Posição do adjetivo e concordância nominal no sintagma nominal em Português

Este post tem como objetivo descrever, embora resumidamente, o posicionamento do adjetivo e o uso da concordância nominal no português falado (diferenciando-se aqui entre o português europeu e o brasileiro), comparando-os com as regras gramaticais existentes.
Segundo Cunha e Cintra (1986: 247), o adjetivo funciona como um “modificador do substantivo”, tendo como tarefas principais:
a) a caracterização de seres vivos, objetos, entre outros;
b) expressando qualidade, defeito, aspecto, aparência.

Exemplo: “casa bonita”, “homem malvado”, “pessoa inteligente”.

Adjetivos também podem ser usados para estabelecer uma relação de tempo com o substantivo (ex.: “prova bimestral”), ou para estabelecer uma relação de proveniência (ex.: “vinho português”).
As palavras de uma língua organizam-se em grupos em uma determinada frase. Esses grupos denominam-se “Sintagmas Nominais”. Eles são compostos por pelo menos um substantivo ou pronome, podendo ser ampliados, por exemplo, por meio do acréscimo de um artigo ou adjetivo:

Exemplo: “a casa” – “a casa bonita”.

Todo o sintagma nominal tem um núcleo, que pode ser um substantivo ou um pronome. Num sintagma nominal da língua portuguesa, o adjetivo pode vir anteposto ou posposto ao núcleo. Se anteposto, o adjetivo expressa afetividade, destaca ou realça uma característica, adquire valor subjetivo. Cunha e Cintra (1986) dão uma lista de regras para a anteposição do adjetivo.
A posposição é a mais utilizada no português. Segundo Gärtner (1996), o adjetivo posposto ao substantivo pressupõe a existência de um grupo de indivíduos representados por um substantivo, cujo número de representantes é reduzido pela utilização de um adjetivo pósposto. Por exemplo: “moça” – “moça bonita” (todas as outras moças, que não são bonitas, não fazem parte do grupo designado por “bonita”). Cunha e Cintra (1986) apresentam igualmente uma lista de regras sobre quando usar o adjetivo posposto.

Não se pode fazer qualquer declaração sobre a posição do adjetivo no português falado, pois não existe nenhum estudo conhecido sobre como o adjetivo é posicionado no português falado e até que ponto essa mudança de posição implicaria numa mudança de sentido (valor subjetivo vs. valor objetivo).

A gramática normativa (Cunha/ Cintra, por exemplo) prevê uma concordância em gênero (feminino, masculino) e número (singular/plural) para todos os elementos que fazem parte de um mesmo sintagma. Ou seja, adjetivos e artigos têm que se adaptar ao núcleo do sintagma.
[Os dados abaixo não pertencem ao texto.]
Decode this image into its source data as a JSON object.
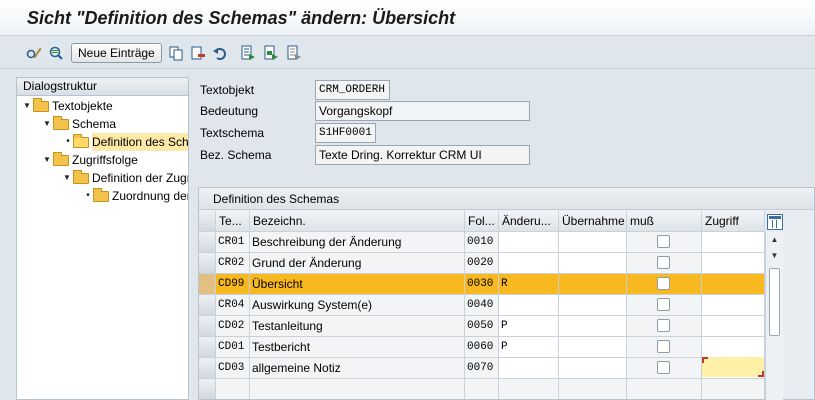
{
  "title": "Sicht \"Definition des Schemas\" ändern: Übersicht",
  "toolbar": {
    "new_entries_label": "Neue Einträge",
    "icons": [
      "display-change-icon",
      "details-icon",
      "copy-icon",
      "delete-icon",
      "undo-icon",
      "select-all-icon",
      "select-block-icon",
      "deselect-all-icon"
    ]
  },
  "dialog": {
    "header": "Dialogstruktur",
    "tree": [
      {
        "label": "Textobjekte",
        "level": 0,
        "expanded": true
      },
      {
        "label": "Schema",
        "level": 1,
        "expanded": true
      },
      {
        "label": "Definition des Schemas",
        "level": 2,
        "selected": true
      },
      {
        "label": "Zugriffsfolge",
        "level": 1,
        "expanded": true
      },
      {
        "label": "Definition der Zugriffsfolge",
        "level": 2,
        "expanded": true
      },
      {
        "label": "Zuordnung der",
        "level": 3
      }
    ]
  },
  "fields": {
    "textobjekt": {
      "label": "Textobjekt",
      "value": "CRM_ORDERH"
    },
    "bedeutung": {
      "label": "Bedeutung",
      "value": "Vorgangskopf"
    },
    "textschema": {
      "label": "Textschema",
      "value": "S1HF0001"
    },
    "bez_schema": {
      "label": "Bez. Schema",
      "value": "Texte Dring. Korrektur CRM UI"
    }
  },
  "table": {
    "title": "Definition des Schemas",
    "columns": [
      "Te...",
      "Bezeichn.",
      "Fol...",
      "Änderu...",
      "Übernahme",
      "muß",
      "Zugriff"
    ],
    "rows": [
      {
        "te": "CR01",
        "bez": "Beschreibung der Änderung",
        "fol": "0010",
        "aend": "",
        "ueb": "",
        "muss": false,
        "zug": ""
      },
      {
        "te": "CR02",
        "bez": "Grund der Änderung",
        "fol": "0020",
        "aend": "",
        "ueb": "",
        "muss": false,
        "zug": ""
      },
      {
        "te": "CD99",
        "bez": "Übersicht",
        "fol": "0030",
        "aend": "R",
        "ueb": "",
        "muss": false,
        "zug": "",
        "highlighted": true
      },
      {
        "te": "CR04",
        "bez": "Auswirkung System(e)",
        "fol": "0040",
        "aend": "",
        "ueb": "",
        "muss": false,
        "zug": ""
      },
      {
        "te": "CD02",
        "bez": "Testanleitung",
        "fol": "0050",
        "aend": "P",
        "ueb": "",
        "muss": false,
        "zug": ""
      },
      {
        "te": "CD01",
        "bez": "Testbericht",
        "fol": "0060",
        "aend": "P",
        "ueb": "",
        "muss": false,
        "zug": ""
      },
      {
        "te": "CD03",
        "bez": "allgemeine Notiz",
        "fol": "0070",
        "aend": "",
        "ueb": "",
        "muss": false,
        "zug": ""
      }
    ]
  },
  "colors": {
    "highlight": "#f8b920",
    "accent": "#f3c24a"
  }
}
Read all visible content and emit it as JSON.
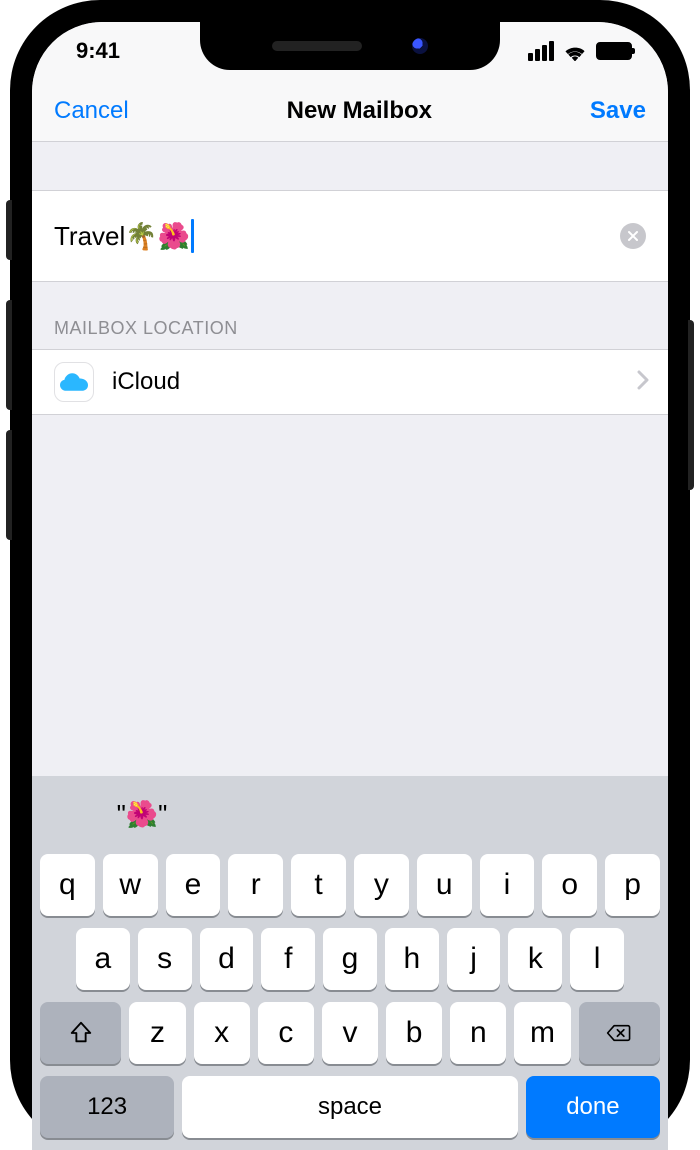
{
  "status": {
    "time": "9:41"
  },
  "nav": {
    "cancel": "Cancel",
    "title": "New Mailbox",
    "save": "Save"
  },
  "mailbox": {
    "name_value": "Travel🌴🌺"
  },
  "section": {
    "location_header": "MAILBOX LOCATION"
  },
  "location": {
    "account": "iCloud"
  },
  "keyboard": {
    "prediction": "\"🌺\"",
    "row1": [
      "q",
      "w",
      "e",
      "r",
      "t",
      "y",
      "u",
      "i",
      "o",
      "p"
    ],
    "row2": [
      "a",
      "s",
      "d",
      "f",
      "g",
      "h",
      "j",
      "k",
      "l"
    ],
    "row3": [
      "z",
      "x",
      "c",
      "v",
      "b",
      "n",
      "m"
    ],
    "numbers_key": "123",
    "space_key": "space",
    "return_key": "done"
  },
  "colors": {
    "accent": "#007aff"
  }
}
Exemplo: “a casa bonita” – “as casas bonitas”.

O plural é realizado pelo acréscimo de “-s”, “-es”, “-eis”, etc, no final de cada palavra do sintagma de acordo com a sua terminação.

Ex.: “mês – meses”; “difícil – difíceis”.
Quando a concordância não é realizada, falamos em “não-concordância”. Esta pode ser de natureza verbal (ex.: “os meninos vai”) ou nominal (ex.: “as menina”). No português falado, em Portugal, ocorrem as duas formas de não-concordância. Porém a verbal foi observada com mais freqüência. Não se pode afirmar se a não-concordância varia de acordo com a classe social, idade, grau de escolaridade, sexo, etc. dos falantes.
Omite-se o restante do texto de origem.